O Ministério Público também argumentou que a cassação do diploma é a punição prevista para quando fica comprovado o abuso de poder político e econômico. Com isso, a cassação do mandato é apenas consequência direta da perda do diploma. Na avaliação do MP, adotar que a renúncia impede cassar o diploma representaria um mecanismo de “blindagem” e premiaria uma manobra jurídica.
Atos diretos nas irregularidades
O colegiado seguiu o voto do relator, ministro Ricardo Villas Bôas Cueva, pela rejeição dos recursos. De acordo com o magistrado, não houve prejuízo às defesas ao longo do julgamento. Além disso, as provas reunidas apontam atos diretos dos condenados nas irregularidades cometidas nas eleições de 2022, como a assinatura de atos normativos que ampliaram os projetos sociais com finalidade eleitoral.
Cueva discordou do Ministério Público Eleitoral e disse que não houve maioria de votos para a cassação do diploma de Claudio Castro, tendo apenas três ministros votado expressamente nesse sentido. “Não se formou maioria para cassação de diploma de governador. Portanto, não há omissão a ser suprida, pois a ausência de maioria expressa para cassação do diploma impede que tal sanção conste na proclamação de resultado”, afirmou.
Consequência automática do “abuso”
O voto foi seguido na íntegra por André Mendonça, Dias Toffoli, Antonio Carlos Ferreira e Nunes Marques. O ministro Floriano de Azevedo Marques abriu divergência em relação ao voto do relator e propôs que o TSE reconhecesse que houve maioria para a cassação do diploma de Claudio Castro.
A posição do ministro Marques foi de que essa é uma consequência automática pelo reconhecimento de que houve abuso na eleição do ex-governador, sendo que é preciso impor uma repressão a esse tipo de prática. “A conclusão lógica, inescapável, diante da ofensa não pode ser outra, além, claro, da inelegibilidade dos responsáveis pelas condutas, a cassação do diploma, já que reconhecemos o abuso do poder político”.
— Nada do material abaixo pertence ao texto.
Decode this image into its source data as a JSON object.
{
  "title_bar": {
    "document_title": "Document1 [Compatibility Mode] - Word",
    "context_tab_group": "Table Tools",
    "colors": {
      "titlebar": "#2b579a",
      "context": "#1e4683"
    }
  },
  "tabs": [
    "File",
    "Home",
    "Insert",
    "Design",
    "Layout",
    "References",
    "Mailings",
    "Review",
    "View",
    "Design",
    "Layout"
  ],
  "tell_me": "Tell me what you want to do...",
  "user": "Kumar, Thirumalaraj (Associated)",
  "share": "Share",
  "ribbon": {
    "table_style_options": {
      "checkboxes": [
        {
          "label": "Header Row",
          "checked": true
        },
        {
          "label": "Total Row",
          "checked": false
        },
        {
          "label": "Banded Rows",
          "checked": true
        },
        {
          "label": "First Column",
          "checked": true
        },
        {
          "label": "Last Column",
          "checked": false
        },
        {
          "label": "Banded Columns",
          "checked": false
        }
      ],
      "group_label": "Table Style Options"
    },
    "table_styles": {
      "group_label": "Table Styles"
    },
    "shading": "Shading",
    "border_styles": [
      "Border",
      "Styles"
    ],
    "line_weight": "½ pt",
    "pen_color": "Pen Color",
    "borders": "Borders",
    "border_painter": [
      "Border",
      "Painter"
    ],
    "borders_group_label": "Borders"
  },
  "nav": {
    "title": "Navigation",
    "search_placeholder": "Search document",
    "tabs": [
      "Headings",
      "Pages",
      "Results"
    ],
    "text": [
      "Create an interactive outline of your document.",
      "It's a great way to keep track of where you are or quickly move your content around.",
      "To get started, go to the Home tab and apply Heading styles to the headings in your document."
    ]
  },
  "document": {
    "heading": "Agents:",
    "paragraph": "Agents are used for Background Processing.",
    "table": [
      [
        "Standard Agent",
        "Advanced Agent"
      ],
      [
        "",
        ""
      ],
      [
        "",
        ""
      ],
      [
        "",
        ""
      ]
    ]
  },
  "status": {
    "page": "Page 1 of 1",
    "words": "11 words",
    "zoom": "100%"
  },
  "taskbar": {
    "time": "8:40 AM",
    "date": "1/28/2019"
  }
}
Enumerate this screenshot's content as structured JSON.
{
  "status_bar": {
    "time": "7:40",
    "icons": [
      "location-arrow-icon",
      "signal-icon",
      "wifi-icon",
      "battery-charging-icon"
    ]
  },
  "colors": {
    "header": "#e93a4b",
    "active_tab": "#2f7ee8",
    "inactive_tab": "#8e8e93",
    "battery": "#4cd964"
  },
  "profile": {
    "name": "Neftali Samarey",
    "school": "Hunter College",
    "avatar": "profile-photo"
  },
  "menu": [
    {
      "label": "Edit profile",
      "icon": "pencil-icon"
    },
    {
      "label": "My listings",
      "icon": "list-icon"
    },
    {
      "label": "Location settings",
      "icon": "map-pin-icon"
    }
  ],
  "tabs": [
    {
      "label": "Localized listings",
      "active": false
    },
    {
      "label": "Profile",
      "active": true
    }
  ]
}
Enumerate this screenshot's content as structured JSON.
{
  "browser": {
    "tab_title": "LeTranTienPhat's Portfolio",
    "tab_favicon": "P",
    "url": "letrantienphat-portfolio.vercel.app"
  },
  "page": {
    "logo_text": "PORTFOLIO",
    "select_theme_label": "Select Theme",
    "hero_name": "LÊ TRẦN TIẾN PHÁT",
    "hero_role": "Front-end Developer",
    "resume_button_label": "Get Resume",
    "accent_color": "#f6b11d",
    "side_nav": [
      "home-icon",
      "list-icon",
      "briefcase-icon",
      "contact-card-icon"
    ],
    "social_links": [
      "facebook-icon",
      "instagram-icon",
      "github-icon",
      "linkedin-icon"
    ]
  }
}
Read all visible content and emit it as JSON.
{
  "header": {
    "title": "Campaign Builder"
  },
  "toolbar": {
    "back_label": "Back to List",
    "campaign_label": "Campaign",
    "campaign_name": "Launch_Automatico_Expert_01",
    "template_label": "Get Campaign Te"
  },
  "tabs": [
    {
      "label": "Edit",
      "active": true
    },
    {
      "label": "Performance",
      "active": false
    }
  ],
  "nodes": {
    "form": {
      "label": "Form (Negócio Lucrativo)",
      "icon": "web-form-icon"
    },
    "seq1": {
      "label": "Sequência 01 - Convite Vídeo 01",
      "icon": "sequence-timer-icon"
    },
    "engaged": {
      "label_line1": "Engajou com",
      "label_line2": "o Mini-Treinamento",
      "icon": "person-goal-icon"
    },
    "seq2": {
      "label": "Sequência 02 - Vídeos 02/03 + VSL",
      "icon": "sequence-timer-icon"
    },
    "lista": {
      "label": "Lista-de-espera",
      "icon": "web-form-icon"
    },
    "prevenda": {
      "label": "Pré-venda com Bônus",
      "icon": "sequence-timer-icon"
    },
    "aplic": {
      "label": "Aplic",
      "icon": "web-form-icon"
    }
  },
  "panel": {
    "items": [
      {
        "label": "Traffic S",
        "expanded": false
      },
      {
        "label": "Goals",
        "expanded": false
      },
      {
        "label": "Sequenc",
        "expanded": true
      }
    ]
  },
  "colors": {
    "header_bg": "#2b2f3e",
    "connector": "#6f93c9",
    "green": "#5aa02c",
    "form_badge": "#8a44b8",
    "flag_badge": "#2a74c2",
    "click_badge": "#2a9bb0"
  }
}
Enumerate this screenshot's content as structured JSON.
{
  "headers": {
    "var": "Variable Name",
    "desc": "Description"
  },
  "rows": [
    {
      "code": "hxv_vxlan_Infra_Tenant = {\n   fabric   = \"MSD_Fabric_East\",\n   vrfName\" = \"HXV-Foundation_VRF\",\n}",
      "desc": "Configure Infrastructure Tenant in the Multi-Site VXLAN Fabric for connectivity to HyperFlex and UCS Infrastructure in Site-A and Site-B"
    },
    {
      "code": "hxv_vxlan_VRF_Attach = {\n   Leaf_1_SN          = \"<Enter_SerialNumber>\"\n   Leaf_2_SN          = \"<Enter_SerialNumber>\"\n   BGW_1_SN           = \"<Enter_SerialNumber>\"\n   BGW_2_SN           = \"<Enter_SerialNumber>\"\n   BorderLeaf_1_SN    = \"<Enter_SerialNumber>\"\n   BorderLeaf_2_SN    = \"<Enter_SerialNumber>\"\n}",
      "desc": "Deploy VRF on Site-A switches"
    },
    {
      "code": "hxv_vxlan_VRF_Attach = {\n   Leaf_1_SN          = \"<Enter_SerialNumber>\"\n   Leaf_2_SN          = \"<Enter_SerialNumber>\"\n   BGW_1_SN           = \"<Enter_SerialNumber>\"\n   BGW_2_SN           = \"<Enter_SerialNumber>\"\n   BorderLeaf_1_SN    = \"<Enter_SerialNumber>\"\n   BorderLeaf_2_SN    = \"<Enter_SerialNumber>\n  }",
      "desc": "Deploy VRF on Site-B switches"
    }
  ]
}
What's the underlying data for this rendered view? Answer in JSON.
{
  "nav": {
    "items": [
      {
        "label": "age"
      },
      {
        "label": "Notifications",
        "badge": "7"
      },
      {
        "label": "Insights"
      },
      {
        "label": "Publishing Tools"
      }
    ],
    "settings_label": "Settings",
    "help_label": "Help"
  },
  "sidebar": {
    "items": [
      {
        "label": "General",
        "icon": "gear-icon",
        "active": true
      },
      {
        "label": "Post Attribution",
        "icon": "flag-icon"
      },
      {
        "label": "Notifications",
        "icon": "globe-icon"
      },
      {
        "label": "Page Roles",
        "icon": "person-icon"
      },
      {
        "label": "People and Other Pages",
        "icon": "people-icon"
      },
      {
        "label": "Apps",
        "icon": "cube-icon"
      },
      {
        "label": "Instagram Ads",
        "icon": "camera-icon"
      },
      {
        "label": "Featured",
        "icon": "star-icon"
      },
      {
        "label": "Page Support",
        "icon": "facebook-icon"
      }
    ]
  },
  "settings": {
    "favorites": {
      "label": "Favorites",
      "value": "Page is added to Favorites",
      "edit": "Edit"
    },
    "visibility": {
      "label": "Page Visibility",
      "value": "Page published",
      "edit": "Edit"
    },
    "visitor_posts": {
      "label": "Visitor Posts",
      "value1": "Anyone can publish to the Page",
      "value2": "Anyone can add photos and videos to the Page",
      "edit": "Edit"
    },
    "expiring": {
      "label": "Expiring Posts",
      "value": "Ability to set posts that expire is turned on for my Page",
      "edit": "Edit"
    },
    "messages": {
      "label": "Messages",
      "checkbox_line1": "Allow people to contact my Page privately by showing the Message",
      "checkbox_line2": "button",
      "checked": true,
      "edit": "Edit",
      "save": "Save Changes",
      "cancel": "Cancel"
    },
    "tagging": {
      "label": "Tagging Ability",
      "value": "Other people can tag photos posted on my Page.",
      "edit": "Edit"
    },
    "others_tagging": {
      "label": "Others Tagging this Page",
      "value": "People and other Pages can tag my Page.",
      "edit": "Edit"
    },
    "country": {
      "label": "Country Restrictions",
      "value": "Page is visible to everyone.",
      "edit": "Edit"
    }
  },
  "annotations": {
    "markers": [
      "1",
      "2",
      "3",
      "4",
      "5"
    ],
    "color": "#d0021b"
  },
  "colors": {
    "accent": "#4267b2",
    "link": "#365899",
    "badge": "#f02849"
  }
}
Marques destacou ainda que a renúncia de Castro às vésperas do julgamento do TSE teve o objetivo de tentar influenciar a decisão da Corte Eleitoral. “Inegável propósito de influenciar o propósito desse julgamento, trata-se de conclusão objetiva extraída do próprio julgamento. Teve propósito de fraudar o propósito legal e impedir a cassação do diploma por ilícito eleitoral”. A divergência foi acompanhada pela ministra Estela Aranha.
Placar no Supremo
Em março, ao declarar o ex-governador inelegível, o TSE determinou que fossem convocadas eleições indiretas para o mandato-tampão. Em abril, o Supremo começou a analisar duas ações do PSD que questionam se as eleições no Rio para o mandato tampão devem ser diretas ou indiretas. O julgamento foi suspenso por pedido de vista do ministro Flávio Dino, ou seja, para ter mais prazo para analisar o caso.
Antes da paralisação, os ministros Luiz Fux, André Mendonça, Nunes Marques e Cármen Lúcia votaram para a eleição ser de forma indireta, pela Alerj, com voto secreto. Já o ministro Cristiano Zanin defendeu o voto direto da população. Com a conclusão da análise dos recursos no TSE, a expectativa é de que o STF retome o julgamento das ações do PSD.